On December 1, I turned in an assigned writing piece on deadline. I think I even turned it in early in the day, pretty much a miracle considering I’d come in late for that monthly assignment far too many times in the past. I was so proud of the accomplishment I mentioned it to my editor, who promptly gave me the “attagirl” I was looking for.

But the attagirls quickly turned into, “I’m sure this piece could work somewhere … but not for us. Unless you work at it a little more.” I was disappointed. I liked what I had written. But once I reread it and started into revisions, I realized that it just wasn’t ready for publication. I had turned in an unfinished piece.

This is one of the hazards of being a freelance writer. Lots of deadlines means constant writing, and if I’m not careful, I begin to write too quickly to really give the pieces the time they deserve. Ultimately, I want to be the writer who hits deadlines and turns in high quality work. But first, I have to back things up a bit and slow down.

In The Art of Slow Writing: Reflections on Time, Craft, and Creativity, Louise DeSalvo talks about this dilemma many writers find themselves in. We want the work to go quickly. We get discouraged if it takes too long. Generally, we expect too much too soon out of the writing process.

“Trying to work too quickly, trying to work in too polished a way too quickly, expecting clarity too soon, can set up up for failure,” DeSalvo writes.

Sometimes I see this from editing clients who are ready for me to check the grammar and spelling in their work when really the book isn’t well organized or the premise is off. In fiction, it’s fine to add lots of description and detail but not if the plot is too weak to support the book. There will be a time and place for proofreading and polishing, but often that’s not until the 4th or 10th or 25th draft. It may take that long before the work is ready.

“The biggest problem many writers (beginning and otherwise) face is that they are seeking perfection,” writes Alice LaPlant in The Making of a Story. “They want what they write to be smooth and polished and meaningful and affecting from the very first word, and unfortunately that is simply not to be (or not very often). This desire (and it’s a strong one) to excel right from the starting gate can have serious consequences.”

On the one hand, this need for immediate perfection can cause writers to say “I’m done” much too soon. Much like the draft I turned into an editor … on deadline, but far from finished. On the other hand, sometimes the need for immediate perfection paralyzes us, and we can’t finish even a sentence, much less a whole manuscript, because we won’t move forward until each word is right.

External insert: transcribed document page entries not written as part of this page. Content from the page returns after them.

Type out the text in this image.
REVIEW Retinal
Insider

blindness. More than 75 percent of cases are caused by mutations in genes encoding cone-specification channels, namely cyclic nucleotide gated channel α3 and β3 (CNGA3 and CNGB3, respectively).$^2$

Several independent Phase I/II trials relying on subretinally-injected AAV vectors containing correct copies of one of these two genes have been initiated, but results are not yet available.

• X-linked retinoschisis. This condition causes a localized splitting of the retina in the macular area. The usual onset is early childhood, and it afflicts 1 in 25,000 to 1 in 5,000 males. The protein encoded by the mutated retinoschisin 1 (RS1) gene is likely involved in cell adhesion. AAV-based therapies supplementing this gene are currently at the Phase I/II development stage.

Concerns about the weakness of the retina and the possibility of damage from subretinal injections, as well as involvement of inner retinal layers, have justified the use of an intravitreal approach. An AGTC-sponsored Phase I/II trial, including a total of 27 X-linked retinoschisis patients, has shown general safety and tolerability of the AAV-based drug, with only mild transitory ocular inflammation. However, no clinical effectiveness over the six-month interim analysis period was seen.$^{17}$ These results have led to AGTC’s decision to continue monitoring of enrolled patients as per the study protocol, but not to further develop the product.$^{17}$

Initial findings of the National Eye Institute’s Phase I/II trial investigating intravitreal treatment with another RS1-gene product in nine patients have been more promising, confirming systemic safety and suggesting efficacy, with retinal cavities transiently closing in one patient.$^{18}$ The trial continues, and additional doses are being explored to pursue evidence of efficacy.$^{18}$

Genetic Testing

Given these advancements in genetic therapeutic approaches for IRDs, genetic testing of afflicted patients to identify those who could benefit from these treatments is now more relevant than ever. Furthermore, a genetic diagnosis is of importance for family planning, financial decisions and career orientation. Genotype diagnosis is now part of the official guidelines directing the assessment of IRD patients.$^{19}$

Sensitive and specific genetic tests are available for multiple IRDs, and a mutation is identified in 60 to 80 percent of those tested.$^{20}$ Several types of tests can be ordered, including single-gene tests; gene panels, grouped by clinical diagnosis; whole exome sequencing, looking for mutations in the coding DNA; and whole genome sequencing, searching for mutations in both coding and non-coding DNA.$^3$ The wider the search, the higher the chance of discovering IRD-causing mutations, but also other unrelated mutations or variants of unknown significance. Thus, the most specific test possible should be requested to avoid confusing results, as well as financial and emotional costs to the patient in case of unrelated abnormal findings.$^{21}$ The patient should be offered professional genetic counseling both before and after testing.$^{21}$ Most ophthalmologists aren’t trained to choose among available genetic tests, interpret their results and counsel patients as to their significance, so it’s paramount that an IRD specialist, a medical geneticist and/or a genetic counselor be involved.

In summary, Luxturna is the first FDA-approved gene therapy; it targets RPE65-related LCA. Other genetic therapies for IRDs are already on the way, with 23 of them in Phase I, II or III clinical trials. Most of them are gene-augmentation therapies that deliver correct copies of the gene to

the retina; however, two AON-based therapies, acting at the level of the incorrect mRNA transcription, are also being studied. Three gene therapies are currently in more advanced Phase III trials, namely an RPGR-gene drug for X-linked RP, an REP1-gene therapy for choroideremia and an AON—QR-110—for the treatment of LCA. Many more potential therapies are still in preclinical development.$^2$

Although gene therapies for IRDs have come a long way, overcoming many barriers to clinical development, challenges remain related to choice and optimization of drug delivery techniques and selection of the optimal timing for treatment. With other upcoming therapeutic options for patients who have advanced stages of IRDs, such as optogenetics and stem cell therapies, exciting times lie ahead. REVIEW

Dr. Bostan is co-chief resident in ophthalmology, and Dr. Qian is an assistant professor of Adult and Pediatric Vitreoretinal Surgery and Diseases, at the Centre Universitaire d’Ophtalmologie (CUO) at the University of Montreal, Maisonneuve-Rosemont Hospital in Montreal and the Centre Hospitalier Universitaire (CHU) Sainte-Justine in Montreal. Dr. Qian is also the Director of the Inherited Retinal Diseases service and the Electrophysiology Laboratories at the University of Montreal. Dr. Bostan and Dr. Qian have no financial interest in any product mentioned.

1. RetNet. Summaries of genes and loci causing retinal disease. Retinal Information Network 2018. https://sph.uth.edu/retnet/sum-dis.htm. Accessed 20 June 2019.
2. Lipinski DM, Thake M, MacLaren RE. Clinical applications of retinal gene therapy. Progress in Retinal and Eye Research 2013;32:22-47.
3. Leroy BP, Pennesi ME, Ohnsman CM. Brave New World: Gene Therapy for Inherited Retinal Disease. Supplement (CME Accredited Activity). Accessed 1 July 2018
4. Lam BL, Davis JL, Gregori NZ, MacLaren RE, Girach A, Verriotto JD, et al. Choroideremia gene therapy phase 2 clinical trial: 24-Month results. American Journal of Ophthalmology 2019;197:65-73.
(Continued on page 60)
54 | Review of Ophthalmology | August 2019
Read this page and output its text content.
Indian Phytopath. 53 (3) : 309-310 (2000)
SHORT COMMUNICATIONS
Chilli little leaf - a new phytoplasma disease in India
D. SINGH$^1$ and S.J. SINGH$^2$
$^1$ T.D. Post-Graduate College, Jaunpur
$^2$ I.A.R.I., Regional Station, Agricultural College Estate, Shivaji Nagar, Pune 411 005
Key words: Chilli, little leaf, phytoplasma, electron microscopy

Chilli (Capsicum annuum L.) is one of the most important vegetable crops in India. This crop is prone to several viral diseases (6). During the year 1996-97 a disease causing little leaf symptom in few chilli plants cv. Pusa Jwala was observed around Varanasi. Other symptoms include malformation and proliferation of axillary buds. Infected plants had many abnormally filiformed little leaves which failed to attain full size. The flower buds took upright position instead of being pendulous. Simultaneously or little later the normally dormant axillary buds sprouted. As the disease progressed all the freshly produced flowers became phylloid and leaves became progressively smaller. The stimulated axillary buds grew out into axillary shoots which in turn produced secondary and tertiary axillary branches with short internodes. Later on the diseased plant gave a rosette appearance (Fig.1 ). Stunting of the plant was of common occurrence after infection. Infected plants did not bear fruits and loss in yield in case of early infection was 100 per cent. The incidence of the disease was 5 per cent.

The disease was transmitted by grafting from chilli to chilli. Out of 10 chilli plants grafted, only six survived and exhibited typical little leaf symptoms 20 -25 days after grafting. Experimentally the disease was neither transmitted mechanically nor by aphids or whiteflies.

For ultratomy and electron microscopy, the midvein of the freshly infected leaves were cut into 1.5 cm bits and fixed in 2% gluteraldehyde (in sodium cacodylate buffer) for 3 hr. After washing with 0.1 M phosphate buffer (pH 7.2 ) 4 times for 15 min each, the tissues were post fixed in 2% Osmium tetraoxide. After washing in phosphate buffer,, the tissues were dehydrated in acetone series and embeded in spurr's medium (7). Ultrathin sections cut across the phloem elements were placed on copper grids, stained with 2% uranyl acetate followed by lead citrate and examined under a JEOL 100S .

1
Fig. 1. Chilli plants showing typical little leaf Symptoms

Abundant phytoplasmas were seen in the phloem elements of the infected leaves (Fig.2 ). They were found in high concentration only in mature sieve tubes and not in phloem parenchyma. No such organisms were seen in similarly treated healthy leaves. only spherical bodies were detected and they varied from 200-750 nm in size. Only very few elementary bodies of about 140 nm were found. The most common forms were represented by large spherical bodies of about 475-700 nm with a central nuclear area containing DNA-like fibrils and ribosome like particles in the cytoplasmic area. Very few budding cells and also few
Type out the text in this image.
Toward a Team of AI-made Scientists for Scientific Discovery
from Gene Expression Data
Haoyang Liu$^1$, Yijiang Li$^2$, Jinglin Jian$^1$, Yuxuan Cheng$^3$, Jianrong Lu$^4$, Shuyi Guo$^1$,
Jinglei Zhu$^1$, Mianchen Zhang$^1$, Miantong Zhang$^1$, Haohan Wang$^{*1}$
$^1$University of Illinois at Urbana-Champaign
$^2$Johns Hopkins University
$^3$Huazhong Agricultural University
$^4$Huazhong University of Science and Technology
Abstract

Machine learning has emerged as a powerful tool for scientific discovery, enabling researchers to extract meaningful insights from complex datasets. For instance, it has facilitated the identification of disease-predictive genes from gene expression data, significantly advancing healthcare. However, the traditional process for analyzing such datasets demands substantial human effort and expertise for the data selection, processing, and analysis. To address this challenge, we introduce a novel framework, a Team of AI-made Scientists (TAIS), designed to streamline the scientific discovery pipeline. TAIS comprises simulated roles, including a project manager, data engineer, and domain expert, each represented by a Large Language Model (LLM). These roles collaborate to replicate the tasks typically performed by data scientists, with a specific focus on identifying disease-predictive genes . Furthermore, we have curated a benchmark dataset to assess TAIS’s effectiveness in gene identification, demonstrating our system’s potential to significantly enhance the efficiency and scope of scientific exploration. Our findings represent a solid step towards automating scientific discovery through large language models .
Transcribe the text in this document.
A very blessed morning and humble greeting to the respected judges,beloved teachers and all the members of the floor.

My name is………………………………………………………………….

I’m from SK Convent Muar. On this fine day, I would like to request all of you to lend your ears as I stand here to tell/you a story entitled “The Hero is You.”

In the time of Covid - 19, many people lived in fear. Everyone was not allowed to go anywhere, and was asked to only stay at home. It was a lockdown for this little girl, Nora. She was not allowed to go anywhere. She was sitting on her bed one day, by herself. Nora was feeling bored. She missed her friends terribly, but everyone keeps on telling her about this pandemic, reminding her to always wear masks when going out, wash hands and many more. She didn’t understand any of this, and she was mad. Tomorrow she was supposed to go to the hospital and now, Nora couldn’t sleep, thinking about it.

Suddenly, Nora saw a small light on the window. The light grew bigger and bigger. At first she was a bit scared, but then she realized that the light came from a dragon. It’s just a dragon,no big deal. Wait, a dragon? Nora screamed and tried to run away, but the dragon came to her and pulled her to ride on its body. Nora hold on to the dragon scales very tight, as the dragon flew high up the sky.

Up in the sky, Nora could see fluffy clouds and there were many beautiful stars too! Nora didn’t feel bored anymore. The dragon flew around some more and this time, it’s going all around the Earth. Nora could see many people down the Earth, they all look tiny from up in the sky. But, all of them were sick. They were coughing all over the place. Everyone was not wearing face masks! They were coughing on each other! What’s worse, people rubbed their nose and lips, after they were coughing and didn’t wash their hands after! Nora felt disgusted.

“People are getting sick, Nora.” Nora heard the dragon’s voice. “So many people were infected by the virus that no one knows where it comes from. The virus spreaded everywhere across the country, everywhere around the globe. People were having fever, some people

How to we address both sides of the perfectionist’s coin?

First, remember that writing is a process. Expect at least a few drafts. Give yourself time to get to the best version of your work.

Second, remember that writing is a process. On the first draft, tell yourself that it’s only a draft. No need for perfection; that will come later. Then, just get the words and thoughts down. You’ll have time to make them perfect in all the drafts after that.

It’s a new year. We all want to accomplish a lot in our writing lives. So let’s start the year out slow.